Jefferson County was randomly selected along with eight other rural counties to be the focus of a University of Washington zero prevalence study that is recording the number of people with antibodies for COVID-19.
The selection of people to be tested is random. Residents of the county may receive a letter and/or phone call from the university asking for them to participate by providing a blood sample to be tested for antibodies, said Dr. Tom Locke, Jefferson County health officer, on Tuesday.
Antibody studies like this one help officials understand how many people have been infected with COVID-19 even if they earlier tested negative for the virus or had been asymptomatic and didn’t get tested at all, Locke said.
The study should be starting soon, if people haven’t already started to be contacted, said Locke, who was briefed on it three weeks ago.
He said he was told the university planned to begin the study two to three weeks from that time.
“These things are always more logistically difficult to pull off than they think at the beginning, but they do have the funding and the testing capacity, they have all the ingredients,” Locke said. “So the way it was presented I anticipated it would begin sometime during the month of October.”
Two new cases of COVID-19 were confirmed in Jefferson County on Tuesday, while Clallam County held steady with no new cases.
The means of transmission for the new cases in Jefferson County remained under investigation on Tuesday.
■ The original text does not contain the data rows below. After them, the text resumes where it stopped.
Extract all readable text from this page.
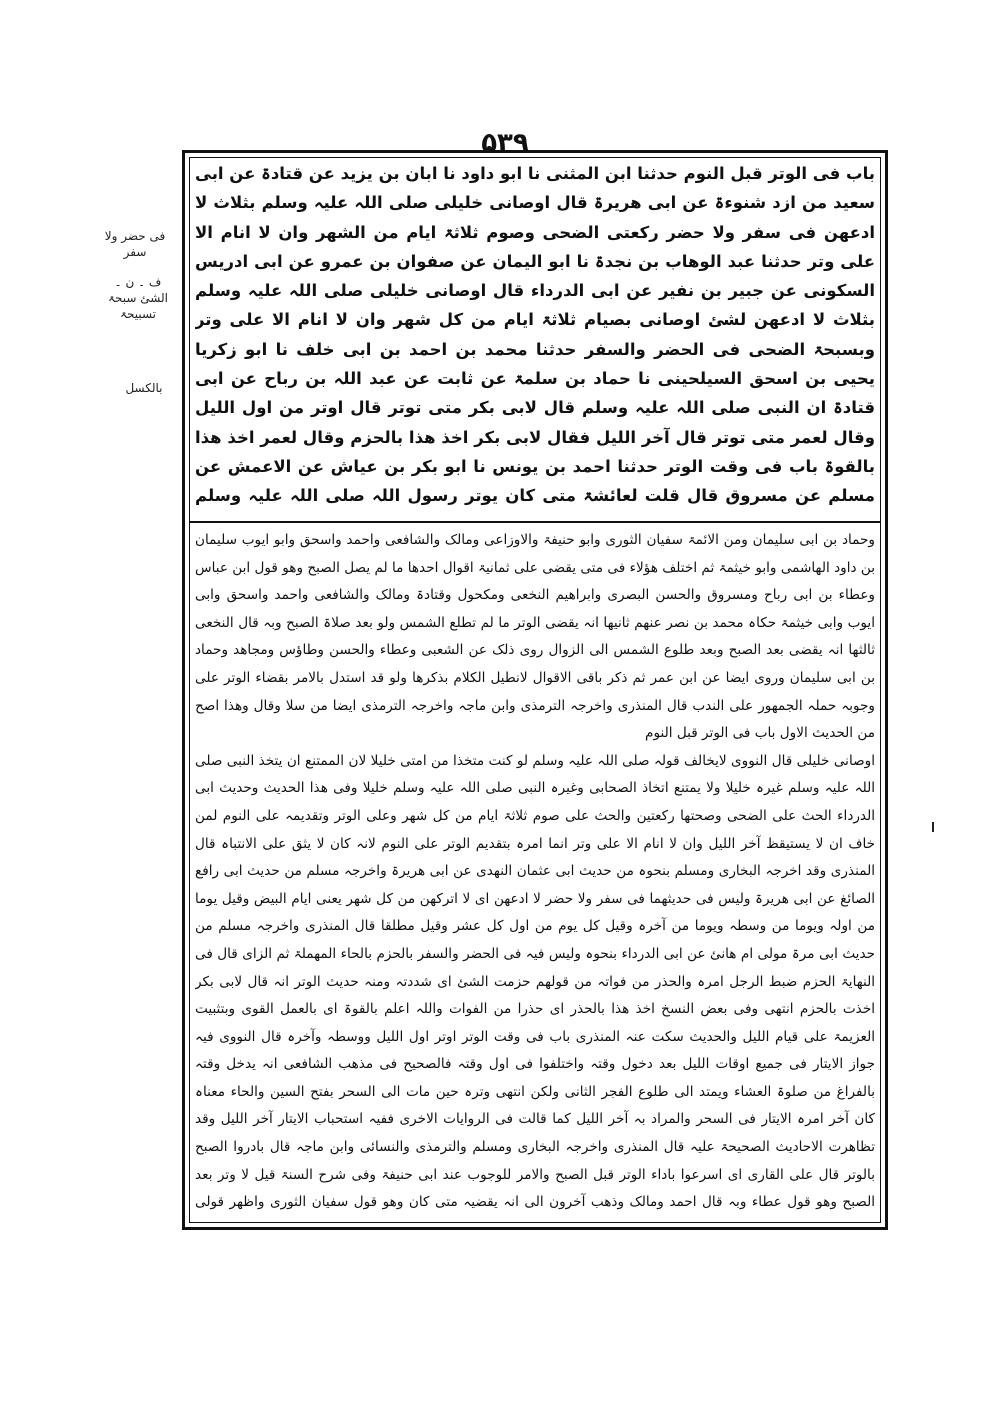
۵۳۹
فی حضر ولا سفر
ف ۔ ن ۔ الشئ سبحۃ تسبیحۃ
بالکسل

باب فی الوتر قبل النوم حدثنا ابن المثنی نا ابو داود نا ابان بن یزید عن قتادۃ عن ابی سعید من ازد شنوءۃ عن ابی ھریرۃ قال اوصانی خلیلی صلی اللہ علیہ وسلم بثلاث لا ادعھن فی سفر ولا حضر رکعتی الضحی وصوم ثلاثۃ ایام من الشھر وان لا انام الا علی وتر حدثنا عبد الوھاب بن نجدۃ نا ابو الیمان عن صفوان بن عمرو عن ابی ادریس السکونی عن جبیر بن نفیر عن ابی الدرداء قال اوصانی خلیلی صلی اللہ علیہ وسلم بثلاث لا ادعھن لشئ اوصانی بصیام ثلاثۃ ایام من کل شھر وان لا انام الا علی وتر وبسبحۃ الضحی فی الحضر والسفر حدثنا محمد بن احمد بن ابی خلف نا ابو زکریا یحیی بن اسحق السیلحینی نا حماد بن سلمۃ عن ثابت عن عبد اللہ بن رباح عن ابی قتادۃ ان النبی صلی اللہ علیہ وسلم قال لابی بکر متی توتر قال اوتر من اول اللیل وقال لعمر متی توتر قال آخر اللیل فقال لابی بکر اخذ ھذا بالحزم وقال لعمر اخذ ھذا بالقوۃ باب فی وقت الوتر حدثنا احمد بن یونس نا ابو بکر بن عیاش عن الاعمش عن مسلم عن مسروق قال قلت لعائشۃ متی کان یوتر رسول اللہ صلی اللہ علیہ وسلم

وحماد بن ابی سلیمان ومن الائمۃ سفیان الثوری وابو حنیفۃ والاوزاعی ومالک والشافعی واحمد واسحق وابو ایوب سلیمان بن داود الھاشمی وابو خیثمۃ ثم اختلف ھؤلاء فی متی یقضی علی ثمانیۃ اقوال احدھا ما لم یصل الصبح وھو قول ابن عباس وعطاء بن ابی رباح ومسروق والحسن البصری وابراھیم النخعی ومکحول وقتادۃ ومالک والشافعی واحمد واسحق وابی ایوب وابی خیثمۃ حکاہ محمد بن نصر عنھم ثانیھا انہ یقضی الوتر ما لم تطلع الشمس ولو بعد صلاۃ الصبح وبہ قال النخعی ثالثھا انہ یقضی بعد الصبح وبعد طلوع الشمس الی الزوال روی ذلک عن الشعبی وعطاء والحسن وطاؤس ومجاھد وحماد بن ابی سلیمان وروی ایضا عن ابن عمر ثم ذکر باقی الاقوال لانطیل الکلام بذکرھا ولو قد استدل بالامر بقضاء الوتر علی وجوبہ حملہ الجمھور علی الندب قال المنذری واخرجہ الترمذی وابن ماجہ واخرجہ الترمذی ایضا من سلا وقال وھذا اصح من الحدیث الاول باب فی الوتر قبل النوم

اوصانی خلیلی قال النووی لایخالف قولہ صلی اللہ علیہ وسلم لو کنت متخذا من امتی خلیلا لان الممتنع ان یتخذ النبی صلی اللہ علیہ وسلم غیرہ خلیلا ولا یمتنع اتخاذ الصحابی وغیرہ النبی صلی اللہ علیہ وسلم خلیلا وفی ھذا الحدیث وحدیث ابی الدرداء الحث علی الضحی وصحتھا رکعتین والحث علی صوم ثلاثۃ ایام من کل شھر وعلی الوتر وتقدیمہ علی النوم لمن خاف ان لا یستیقظ آخر اللیل وان لا انام الا علی وتر انما امرہ بتقدیم الوتر علی النوم لانہ کان لا یثق علی الانتباہ قال المنذری وقد اخرجہ البخاری ومسلم بنحوہ من حدیث ابی عثمان النھدی عن ابی ھریرۃ واخرجہ مسلم من حدیث ابی رافع الصائغ عن ابی ھریرۃ ولیس فی حدیثھما فی سفر ولا حضر لا ادعھن ای لا اترکھن من کل شھر یعنی ایام البیض وقیل یوما من اولہ ویوما من وسطہ ویوما من آخرہ وقیل کل یوم من اول کل عشر وقیل مطلقا قال المنذری واخرجہ مسلم من حدیث ابی مرۃ مولی ام ھانئ عن ابی الدرداء بنحوہ ولیس فیہ فی الحضر والسفر بالحزم بالحاء المھملۃ ثم الزای قال فی النھایۃ الحزم ضبط الرجل امرہ والحذر من فواتہ من قولھم حزمت الشئ ای شددتہ ومنہ حدیث الوتر انہ قال لابی بکر اخذت بالحزم انتھی وفی بعض النسخ اخذ ھذا بالحذر ای حذرا من الفوات واللہ اعلم بالقوۃ ای بالعمل القوی وبتثبیت العزیمۃ علی قیام اللیل والحدیث سکت عنہ المنذری باب فی وقت الوتر اوتر اول اللیل ووسطہ وآخرہ قال النووی فیہ جواز الایتار فی جمیع اوقات اللیل بعد دخول وقتہ واختلفوا فی اول وقتہ فالصحیح فی مذھب الشافعی انہ یدخل وقتہ بالفراغ من صلوۃ العشاء ویمتد الی طلوع الفجر الثانی ولکن انتھی وترہ حین مات الی السحر بفتح السین والحاء معناہ کان آخر امرہ الایتار فی السحر والمراد بہ آخر اللیل کما قالت فی الروایات الاخری ففیہ استحباب الایتار آخر اللیل وقد تظاھرت الاحادیث الصحیحۃ علیہ قال المنذری واخرجہ البخاری ومسلم والترمذی والنسائی وابن ماجہ قال بادروا الصبح بالوتر قال علی القاری ای اسرعوا باداء الوتر قبل الصبح والامر للوجوب عند ابی حنیفۃ وفی شرح السنۃ قیل لا وتر بعد الصبح وھو قول عطاء وبہ قال احمد ومالک وذھب آخرون الی انہ یقضیہ متی کان وھو قول سفیان الثوری واظھر قولی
The new case rate in Clallam County rose to 21 cases per 100,000 residents for the last two weeks, due to delays in test reporting, so it now officially counts Monday’s cases, said Dr. Allison Unthank, Clallam County health officer.
Jefferson County calculates its case rate once a week. As of Monday, the case rate was about 22 cases per 100,000 for the two weeks prior, according to Jefferson County Public Health data.
Locke and Unthank attended a meeting with health officers from around the state Monday evening. They expected to discuss the state’s Safe Start plan and whether applications to enter an upgraded phase would be accepted again soon, but that was not the case, Locke said.
Instead, the conversation focused on the status of the state, where rising numbers of the virus are being reported, and how the different health districts are doing in light of that, Locke said.
“What we’re doing right now is not enough to suppress a slow growth of cases,” he said.
However, Jefferson and Clallam counties are currently in better positions than many parts of the state that are seeing significant rises in case numbers, Unthank said.
Unthank cited a combination of community members following COVID-19 prevention guidelines such as mask wearing and social distancing, as well as contact tracing for helping keep case numbers lower than in many parts of the state.
“We have seen pretty good adherence to guidelines in the communities — we could always do better — but the vast majority of citizens are working hard to follow guidelines,” Unthank said.
“The nice thing is once you get to numbers this low…we have the ability in the health department to contact-trace those cases and really try to shut down outbreaks before they start. Whereas in many parts of the state, they’re just kind of trying to stop the bleeding when they catch a case.”
The contact tracing the counties are able to do can focus on possible sources of the infection as well as preventing future cases, Unthank said.
Clallam County has confirmed 267 cases of COVID-19 since March, with 10 active cases and one death, according to Clallam County Public Health data.
Jefferson County has confirmed 83 cases of COVID-19 since March, with 12 active cases and no deaths, according to Jefferson County Public Health data.